The Win-Win Partners website has some great historic detail on the subject. It quotes a P&G representative noting "Supplier diversity is an important plank in P&G's efforts to build our brands' business with the country's diverse consumer base." In other words, supplier diversity is not just about being a good corporate citizen. It's about chasing green on a consistent basis. Moreover, it's not a fad -- P&G has been doing it for over two decades. Consider, for example, how P&G "made loans in the 1980s to several minority businesses and start-up companies, based on ideas loan recipients had and the needs of P&G". In one case, P&G assisted a supplier in acquiring two companies. The result? "These acquisitions allowed [a supplier] to [expand its footprint within P&G to] manufacture cartons for Tide, Swiffer and Crest." More recently, P&G has continued to follow a similar program that goes beyond just basic supplier diversity initiatives. Consider a relatively recent "$30 million, 3-year contract [award] to a minority business to manufacture body shampoo". The supplier awarded this contract is building a facility "from the ground up" in "Cincinnati's Empowerment Zone ... [generating] up to 200 jobs," in the process.

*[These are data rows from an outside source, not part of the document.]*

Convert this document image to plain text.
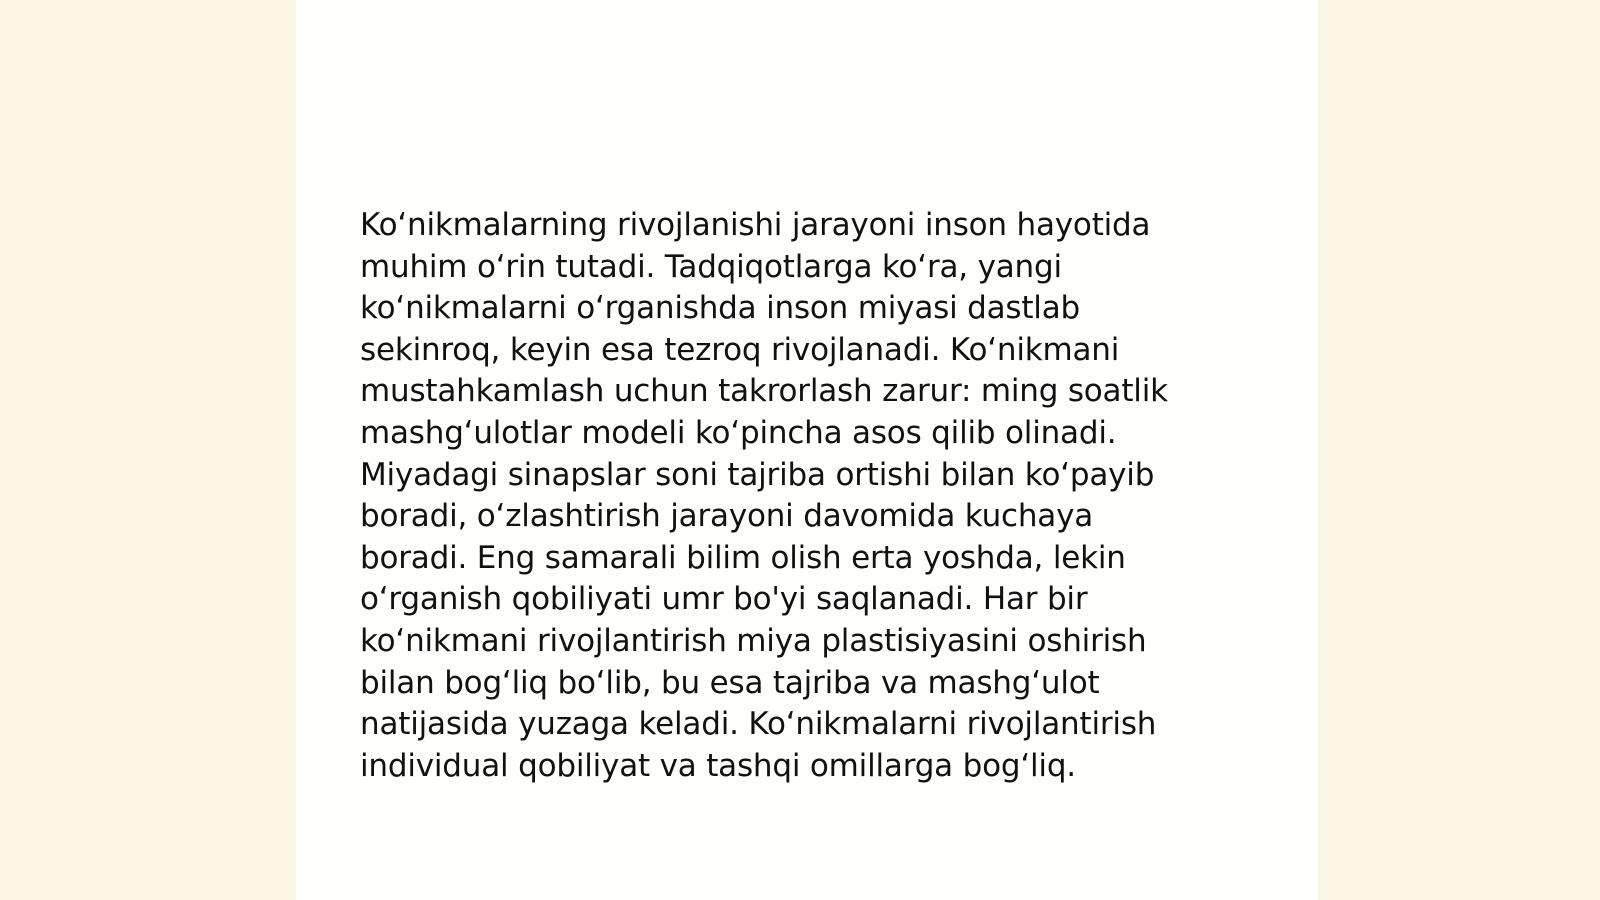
Koʻnikmalarning rivojlanishi jarayoni inson hayotida
muhim oʻrin tutadi. Tadqiqotlarga koʻra, yangi
koʻnikmalarni oʻrganishda inson miyasi dastlab
sekinroq, keyin esa tezroq rivojlanadi. Koʻnikmani
mustahkamlash uchun takrorlash zarur: ming soatlik
mashgʻulotlar modeli koʻpincha asos qilib olinadi.
Miyadagi sinapslar soni tajriba ortishi bilan koʻpayib
boradi, oʻzlashtirish jarayoni davomida kuchaya
boradi. Eng samarali bilim olish erta yoshda, lekin
oʻrganish qobiliyati umr bo'yi saqlanadi. Har bir
koʻnikmani rivojlantirish miya plastisiyasini oshirish
bilan bogʻliq boʻlib, bu esa tajriba va mashgʻulot
natijasida yuzaga keladi. Koʻnikmalarni rivojlantirish
individual qobiliyat va tashqi omillarga bogʻliq.
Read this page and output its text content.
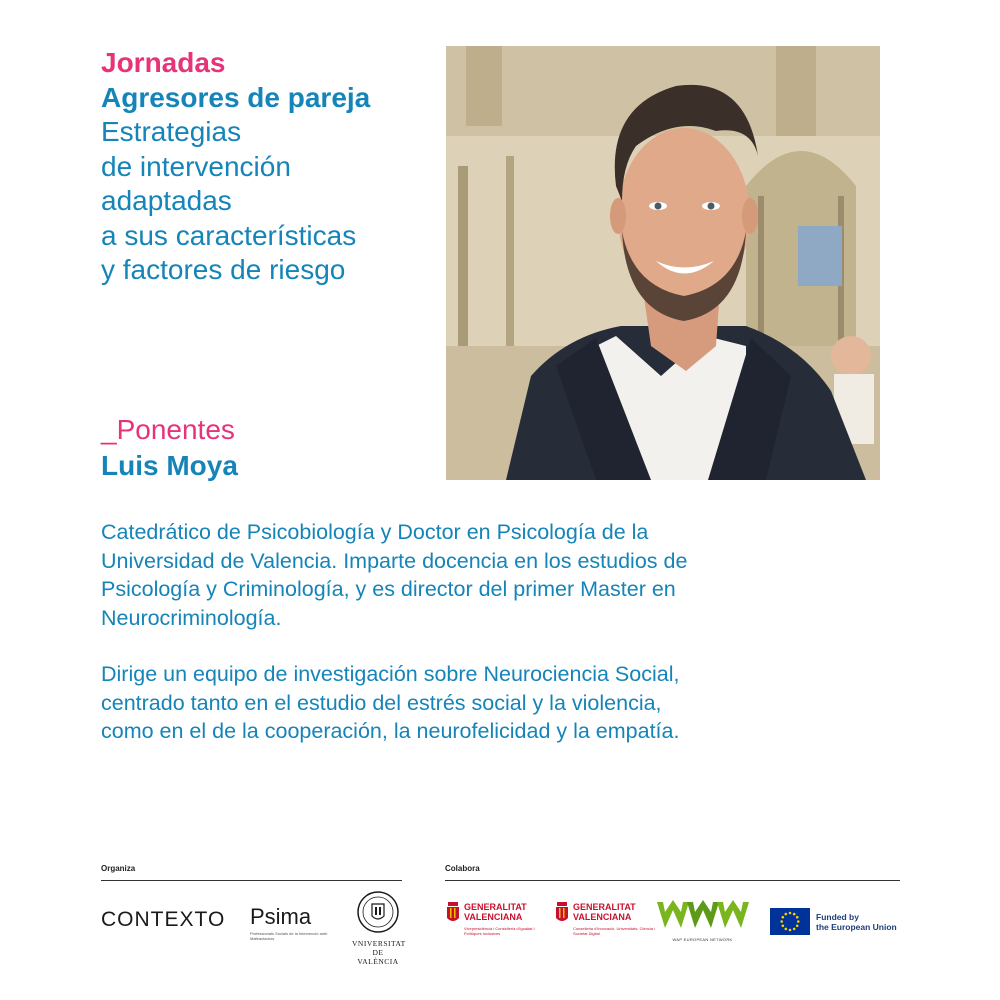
Jornadas
Agresores de pareja
Estrategias
de intervención
adaptadas
a sus características
y factores de riesgo
_Ponentes
Luis Moya

Catedrático de Psicobiología y Doctor en Psicología de la
Universidad de Valencia. Imparte docencia en los estudios de
Psicología y Criminología, y es director del primer Master en
Neurocriminología.

Dirige un equipo de investigación sobre Neurociencia Social,
centrado tanto en el estudio del estrés social y la violencia,
como en el de la cooperación, la neurofelicidad y la empatía.

Organiza	Colabora
CONTEXTO Psima
Professionals Socials de la Intervenció amb Maltractadors
VNIVERSITAT
DE VALÈNCIA
GENERALITAT
VALENCIANA
Vicepresidència i Conselleria d'Igualtat i Polítiques Inclusives
GENERALITAT
VALENCIANA
Conselleria d'Innovació, Universitats, Ciència i Societat Digital
WAP EUROPEAN NETWORK
Funded by
the European Union
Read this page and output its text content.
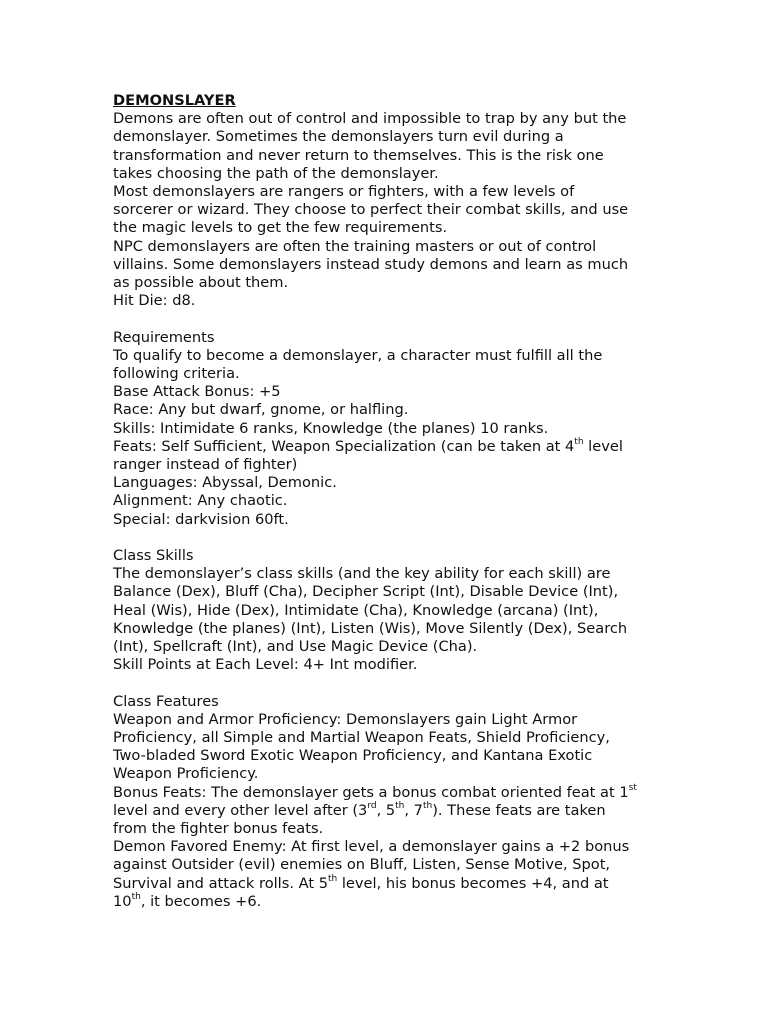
DEMONSLAYER

Demons are often out of control and impossible to trap by any but the

demonslayer. Sometimes the demonslayers turn evil during a

transformation and never return to themselves. This is the risk one

takes choosing the path of the demonslayer.

Most demonslayers are rangers or fighters, with a few levels of

sorcerer or wizard. They choose to perfect their combat skills, and use

the magic levels to get the few requirements.

NPC demonslayers are often the training masters or out of control

villains. Some demonslayers instead study demons and learn as much

as possible about them.

Hit Die: d8.

Requirements

To qualify to become a demonslayer, a character must fulfill all the

following criteria.

Base Attack Bonus: +5

Race: Any but dwarf, gnome, or halfling.

Skills: Intimidate 6 ranks, Knowledge (the planes) 10 ranks.

Feats: Self Sufficient, Weapon Specialization (can be taken at 4th level

ranger instead of fighter)

Languages: Abyssal, Demonic.

Alignment: Any chaotic.

Special: darkvision 60ft.

Class Skills

The demonslayer’s class skills (and the key ability for each skill) are

Balance (Dex), Bluff (Cha), Decipher Script (Int), Disable Device (Int),

Heal (Wis), Hide (Dex), Intimidate (Cha), Knowledge (arcana) (Int),

Knowledge (the planes) (Int), Listen (Wis), Move Silently (Dex), Search

(Int), Spellcraft (Int), and Use Magic Device (Cha).

Skill Points at Each Level: 4+ Int modifier.

Class Features

Weapon and Armor Proficiency: Demonslayers gain Light Armor

Proficiency, all Simple and Martial Weapon Feats, Shield Proficiency,

Two-bladed Sword Exotic Weapon Proficiency, and Kantana Exotic

Weapon Proficiency.

Bonus Feats: The demonslayer gets a bonus combat oriented feat at 1st

level and every other level after (3rd, 5th, 7th). These feats are taken

from the fighter bonus feats.

Demon Favored Enemy: At first level, a demonslayer gains a +2 bonus

against Outsider (evil) enemies on Bluff, Listen, Sense Motive, Spot,

Survival and attack rolls. At 5th level, his bonus becomes +4, and at

10th, it becomes +6.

P&G’s experience with supplier diversity issues over the long haul suggests that driving real change with diverse supply bases requires more than just educating the business about the benefits of supplier diversity or punting on the issue and forcing your lower tier suppliers (e.g., staffing firms) to sub to minority suppliers to drive multi-tier diversity reporting numbers. By investing in large-scale programs with diversity suppliers that go beyond core supplier development initiatives (e.g., lean, six-sigma work), P&G has proven that true sustainability in supplier diversity comes at a significant cost of not just dollars, but also time. Will the return from their diverse customer base prove worth it? Perhaps, but in the current economy minorities -- and all other consumers for that matter -- are no doubt focused more on minding their own pennies, purchasing private label and off-branded products, than on supporting the P&G's of the world based on an underlying corporate operating philosophy.